Coisas que Acontecem no Mar – Novas Aventuras de Maximiliano Serrano, o Chato Curitibano

– Vamos passar a virada do milênio em Angra dos Reis ­ anunciou dr. Marino no almoço de sábado, para alegria da família. – Nós vamos de avião e o
marinheiro leva o barco até lá. Convidei o Magalhães e ele aceitou.
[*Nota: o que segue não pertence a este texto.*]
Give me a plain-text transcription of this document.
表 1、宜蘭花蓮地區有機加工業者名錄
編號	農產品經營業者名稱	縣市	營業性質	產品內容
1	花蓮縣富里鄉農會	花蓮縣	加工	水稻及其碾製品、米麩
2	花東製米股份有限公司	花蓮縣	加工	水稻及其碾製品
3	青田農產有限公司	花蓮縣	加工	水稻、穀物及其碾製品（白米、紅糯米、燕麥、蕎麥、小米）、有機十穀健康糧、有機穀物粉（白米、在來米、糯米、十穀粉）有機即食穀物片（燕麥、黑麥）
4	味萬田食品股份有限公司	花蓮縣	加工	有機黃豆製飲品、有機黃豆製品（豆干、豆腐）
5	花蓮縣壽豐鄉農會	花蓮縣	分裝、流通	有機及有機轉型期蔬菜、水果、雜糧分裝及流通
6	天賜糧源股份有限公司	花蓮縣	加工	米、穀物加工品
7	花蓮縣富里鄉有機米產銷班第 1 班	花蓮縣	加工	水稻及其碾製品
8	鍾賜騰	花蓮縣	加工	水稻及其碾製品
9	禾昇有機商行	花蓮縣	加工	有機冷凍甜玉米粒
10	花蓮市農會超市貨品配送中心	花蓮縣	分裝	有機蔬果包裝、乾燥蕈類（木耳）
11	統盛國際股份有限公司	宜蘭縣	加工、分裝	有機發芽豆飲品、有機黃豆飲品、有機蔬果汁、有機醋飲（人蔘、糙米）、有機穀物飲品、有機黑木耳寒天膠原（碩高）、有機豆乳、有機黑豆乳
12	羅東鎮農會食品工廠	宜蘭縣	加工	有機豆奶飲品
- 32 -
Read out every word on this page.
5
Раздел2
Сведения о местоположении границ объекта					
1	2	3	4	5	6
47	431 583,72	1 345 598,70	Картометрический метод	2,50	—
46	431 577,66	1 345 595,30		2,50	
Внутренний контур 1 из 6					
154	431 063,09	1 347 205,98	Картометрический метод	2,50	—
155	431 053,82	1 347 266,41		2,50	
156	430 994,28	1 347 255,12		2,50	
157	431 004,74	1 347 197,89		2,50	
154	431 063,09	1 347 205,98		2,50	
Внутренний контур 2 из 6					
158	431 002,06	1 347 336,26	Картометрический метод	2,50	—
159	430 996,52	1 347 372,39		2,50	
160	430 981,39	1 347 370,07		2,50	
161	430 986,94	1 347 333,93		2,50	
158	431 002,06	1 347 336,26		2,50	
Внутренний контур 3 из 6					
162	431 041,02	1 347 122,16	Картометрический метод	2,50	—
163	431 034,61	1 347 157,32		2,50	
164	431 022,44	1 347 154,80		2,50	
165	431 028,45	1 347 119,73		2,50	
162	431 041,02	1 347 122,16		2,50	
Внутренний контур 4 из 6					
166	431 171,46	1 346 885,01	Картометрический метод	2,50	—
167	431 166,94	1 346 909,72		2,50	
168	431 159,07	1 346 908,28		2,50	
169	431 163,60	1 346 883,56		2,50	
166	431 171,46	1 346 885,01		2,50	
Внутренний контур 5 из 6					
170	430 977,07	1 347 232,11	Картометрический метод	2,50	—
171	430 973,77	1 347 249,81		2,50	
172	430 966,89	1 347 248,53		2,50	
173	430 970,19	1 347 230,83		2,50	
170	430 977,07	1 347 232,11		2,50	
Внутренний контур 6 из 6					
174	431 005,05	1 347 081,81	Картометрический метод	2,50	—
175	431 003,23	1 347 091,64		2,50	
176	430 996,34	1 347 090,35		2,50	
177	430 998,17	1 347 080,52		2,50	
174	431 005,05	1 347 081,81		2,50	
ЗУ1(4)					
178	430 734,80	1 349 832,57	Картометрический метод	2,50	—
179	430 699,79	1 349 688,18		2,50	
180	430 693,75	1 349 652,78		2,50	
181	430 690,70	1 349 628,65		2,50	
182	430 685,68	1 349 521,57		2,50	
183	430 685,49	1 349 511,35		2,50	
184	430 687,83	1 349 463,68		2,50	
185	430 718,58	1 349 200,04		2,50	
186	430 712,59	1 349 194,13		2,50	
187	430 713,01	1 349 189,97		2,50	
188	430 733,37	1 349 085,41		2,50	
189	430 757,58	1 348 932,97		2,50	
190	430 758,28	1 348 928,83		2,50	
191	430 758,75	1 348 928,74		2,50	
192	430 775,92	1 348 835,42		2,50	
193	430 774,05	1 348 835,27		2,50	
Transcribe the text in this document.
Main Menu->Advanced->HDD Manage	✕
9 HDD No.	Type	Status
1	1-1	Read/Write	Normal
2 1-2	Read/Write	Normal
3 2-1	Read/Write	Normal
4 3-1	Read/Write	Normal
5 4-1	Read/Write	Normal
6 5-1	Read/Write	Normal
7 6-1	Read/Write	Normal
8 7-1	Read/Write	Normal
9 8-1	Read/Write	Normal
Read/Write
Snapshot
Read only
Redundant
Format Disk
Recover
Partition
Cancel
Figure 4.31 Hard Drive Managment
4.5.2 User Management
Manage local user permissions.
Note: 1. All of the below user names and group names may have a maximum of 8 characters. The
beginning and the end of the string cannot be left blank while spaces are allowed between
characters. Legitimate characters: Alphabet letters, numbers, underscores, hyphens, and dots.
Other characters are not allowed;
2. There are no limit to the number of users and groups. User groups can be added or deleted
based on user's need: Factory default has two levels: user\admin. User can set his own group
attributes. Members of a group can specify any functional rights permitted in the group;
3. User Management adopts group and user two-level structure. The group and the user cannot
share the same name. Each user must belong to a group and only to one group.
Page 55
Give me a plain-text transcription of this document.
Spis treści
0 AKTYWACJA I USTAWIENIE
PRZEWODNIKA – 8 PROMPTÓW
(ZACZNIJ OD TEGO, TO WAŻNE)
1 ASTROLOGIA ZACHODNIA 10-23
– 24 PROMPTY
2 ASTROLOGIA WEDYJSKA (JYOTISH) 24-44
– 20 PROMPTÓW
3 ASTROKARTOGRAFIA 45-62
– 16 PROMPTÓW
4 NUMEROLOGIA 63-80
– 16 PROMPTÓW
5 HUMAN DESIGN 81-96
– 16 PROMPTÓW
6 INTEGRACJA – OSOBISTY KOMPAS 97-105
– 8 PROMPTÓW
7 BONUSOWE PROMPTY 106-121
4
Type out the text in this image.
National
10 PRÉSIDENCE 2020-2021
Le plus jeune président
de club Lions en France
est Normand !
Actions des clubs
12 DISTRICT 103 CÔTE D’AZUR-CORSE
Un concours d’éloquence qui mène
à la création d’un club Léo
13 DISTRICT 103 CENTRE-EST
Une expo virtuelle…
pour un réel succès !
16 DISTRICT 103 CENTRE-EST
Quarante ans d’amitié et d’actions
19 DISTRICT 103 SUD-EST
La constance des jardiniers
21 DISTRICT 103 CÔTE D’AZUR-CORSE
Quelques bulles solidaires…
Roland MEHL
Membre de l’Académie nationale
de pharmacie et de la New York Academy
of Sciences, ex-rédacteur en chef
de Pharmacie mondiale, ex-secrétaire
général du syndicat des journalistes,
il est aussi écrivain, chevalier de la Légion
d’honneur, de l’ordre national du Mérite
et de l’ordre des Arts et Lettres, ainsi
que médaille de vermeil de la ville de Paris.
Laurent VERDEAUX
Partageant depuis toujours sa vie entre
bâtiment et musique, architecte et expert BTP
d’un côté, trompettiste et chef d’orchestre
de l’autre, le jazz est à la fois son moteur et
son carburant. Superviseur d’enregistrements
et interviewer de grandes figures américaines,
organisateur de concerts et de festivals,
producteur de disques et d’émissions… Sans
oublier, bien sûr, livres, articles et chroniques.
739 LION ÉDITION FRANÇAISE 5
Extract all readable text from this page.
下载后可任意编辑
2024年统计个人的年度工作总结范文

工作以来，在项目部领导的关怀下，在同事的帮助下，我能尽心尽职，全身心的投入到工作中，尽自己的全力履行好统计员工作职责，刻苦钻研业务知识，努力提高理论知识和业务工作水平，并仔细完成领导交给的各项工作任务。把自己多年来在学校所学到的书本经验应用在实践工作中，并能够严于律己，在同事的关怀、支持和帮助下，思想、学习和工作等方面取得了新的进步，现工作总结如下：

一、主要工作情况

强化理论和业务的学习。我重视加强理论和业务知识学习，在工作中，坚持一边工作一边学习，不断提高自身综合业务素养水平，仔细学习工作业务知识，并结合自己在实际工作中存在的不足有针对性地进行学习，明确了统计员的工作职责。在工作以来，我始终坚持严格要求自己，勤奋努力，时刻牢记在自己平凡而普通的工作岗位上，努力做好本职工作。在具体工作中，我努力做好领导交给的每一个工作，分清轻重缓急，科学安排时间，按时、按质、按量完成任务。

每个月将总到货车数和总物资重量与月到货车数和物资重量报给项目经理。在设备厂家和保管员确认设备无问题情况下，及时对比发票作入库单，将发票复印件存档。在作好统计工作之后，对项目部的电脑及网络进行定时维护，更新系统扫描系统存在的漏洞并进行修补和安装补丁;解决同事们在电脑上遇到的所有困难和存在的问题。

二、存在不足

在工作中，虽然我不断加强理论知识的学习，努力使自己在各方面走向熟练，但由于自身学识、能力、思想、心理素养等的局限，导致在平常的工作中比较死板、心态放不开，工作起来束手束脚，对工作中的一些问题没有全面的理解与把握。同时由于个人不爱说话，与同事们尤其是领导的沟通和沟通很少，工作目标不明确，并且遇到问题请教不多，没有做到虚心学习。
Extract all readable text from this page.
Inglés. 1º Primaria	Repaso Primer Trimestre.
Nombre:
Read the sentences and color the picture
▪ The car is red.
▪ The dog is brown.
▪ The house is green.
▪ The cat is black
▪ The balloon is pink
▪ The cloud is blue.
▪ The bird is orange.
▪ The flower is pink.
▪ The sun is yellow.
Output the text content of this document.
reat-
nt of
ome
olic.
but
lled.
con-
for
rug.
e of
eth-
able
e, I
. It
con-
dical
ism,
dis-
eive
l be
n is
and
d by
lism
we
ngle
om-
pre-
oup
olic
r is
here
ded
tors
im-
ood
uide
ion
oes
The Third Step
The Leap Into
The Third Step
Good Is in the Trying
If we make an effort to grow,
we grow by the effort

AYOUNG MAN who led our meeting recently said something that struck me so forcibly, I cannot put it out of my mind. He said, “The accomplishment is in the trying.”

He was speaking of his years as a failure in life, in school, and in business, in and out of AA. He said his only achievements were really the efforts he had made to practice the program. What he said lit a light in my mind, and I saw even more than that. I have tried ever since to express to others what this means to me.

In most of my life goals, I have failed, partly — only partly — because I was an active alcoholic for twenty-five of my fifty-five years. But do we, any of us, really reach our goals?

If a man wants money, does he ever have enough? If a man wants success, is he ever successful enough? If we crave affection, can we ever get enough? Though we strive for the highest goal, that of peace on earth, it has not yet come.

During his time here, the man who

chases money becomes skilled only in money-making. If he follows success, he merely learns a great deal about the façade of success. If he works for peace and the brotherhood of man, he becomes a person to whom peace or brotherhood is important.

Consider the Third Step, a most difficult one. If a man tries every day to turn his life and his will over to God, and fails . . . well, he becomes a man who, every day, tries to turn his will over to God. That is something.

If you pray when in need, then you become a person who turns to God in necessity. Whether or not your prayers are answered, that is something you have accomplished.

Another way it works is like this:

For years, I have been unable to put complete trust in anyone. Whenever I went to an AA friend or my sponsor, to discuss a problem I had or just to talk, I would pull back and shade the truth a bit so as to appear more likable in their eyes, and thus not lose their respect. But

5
Também vai
de avião com a família e manda o filho levar o barco deles.
– Pai, você é maneiro ­ disse Patrícia, a filha mais nova.
– Fora de série ­ completou Aninha, a filha mais velha.
– Doutor Marino, conte comigo para acompanhar o bravo marinheiro nesta
intrépida jornada pelos nosso mares ­ prontamente se ofereceu Maximiliano Serrano, o chato curitibano e genro do pobre dr. Marino.
– Também tô nessa ­ disse Flanders, o outro genro, namorado da caçula.
Ele ganhou esse apelido por ser tão chato quanto Ned Flanders, o vizinho de Homer Simpson. Por sinal, a disputa entre Maximiliano e Flanders é coisa de gente grande. Pra competir com os dois em chatice só pesos-pesados como Galvão Bueno, Chico Anísio ou Otávio Mesquita.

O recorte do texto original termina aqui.